A tracking poll from the Kaiser Family Foundation, released Friday, said 48 percent of respondents felt favorably toward the health care law, as opposed to 42 percent who felt unfavorably. A poll from the Pew Research Center, released Thursday, found that 54 percent of respondents approved of the law, and 43 percent disapproved, the highest approval the poll had ever recorded for the law.
Both polls noted a shift among independents in their feelings about the law: In October, according to Pew, 41 percent of independents approved of the law, compared to 53 percent in December, and the same number in February.

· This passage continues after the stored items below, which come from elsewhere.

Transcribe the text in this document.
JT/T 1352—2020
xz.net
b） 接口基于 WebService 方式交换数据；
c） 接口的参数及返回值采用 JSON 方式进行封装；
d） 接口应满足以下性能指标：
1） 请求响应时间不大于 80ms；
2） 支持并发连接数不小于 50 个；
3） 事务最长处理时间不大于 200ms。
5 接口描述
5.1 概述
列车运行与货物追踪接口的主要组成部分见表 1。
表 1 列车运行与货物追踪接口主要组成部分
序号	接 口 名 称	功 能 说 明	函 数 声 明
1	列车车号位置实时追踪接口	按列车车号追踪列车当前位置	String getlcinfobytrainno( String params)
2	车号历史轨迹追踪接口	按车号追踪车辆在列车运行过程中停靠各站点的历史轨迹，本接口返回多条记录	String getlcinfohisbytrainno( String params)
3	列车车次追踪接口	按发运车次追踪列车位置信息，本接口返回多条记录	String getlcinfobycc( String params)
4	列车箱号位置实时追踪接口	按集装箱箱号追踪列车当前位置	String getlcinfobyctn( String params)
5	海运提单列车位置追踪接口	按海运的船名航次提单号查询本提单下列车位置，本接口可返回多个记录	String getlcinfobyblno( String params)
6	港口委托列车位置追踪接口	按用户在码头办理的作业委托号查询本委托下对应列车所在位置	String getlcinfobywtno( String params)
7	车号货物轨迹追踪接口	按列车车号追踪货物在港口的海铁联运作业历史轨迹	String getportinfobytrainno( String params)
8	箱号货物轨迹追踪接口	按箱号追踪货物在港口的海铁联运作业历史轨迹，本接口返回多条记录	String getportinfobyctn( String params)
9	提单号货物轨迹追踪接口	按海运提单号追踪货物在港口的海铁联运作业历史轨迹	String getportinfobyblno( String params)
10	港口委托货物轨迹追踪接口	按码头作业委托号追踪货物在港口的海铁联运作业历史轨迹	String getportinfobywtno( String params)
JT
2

Kaiser found that, for the first time, independents supported the law on net: Fifty percent reported they viewed the ACA favorably, while 39 viewed it unfavorably.
The news comes as Republican members of Congress have promised to repeal and replace Obamacare. So far there is no consensus replacement for the law. Former House Speaker John Boehner, a proponent of the “repeal and replace” line for years, said Thursday that it was “not going to happen.”
Meanwhile, town halls across the country have grown heated, with constituents pressuring their representatives in Washington on specifics about the status of the health care law.
Pew conducted telephone interviews among a national sample of 1,503 adults from Feb. 7-12. The sample had a margin of error of 2.9 percentage points. Kaiser conducted telephone interviews among a national sample of 1,160 adults from Feb. 13-19. The sample had a margin of error of 3 percentage points.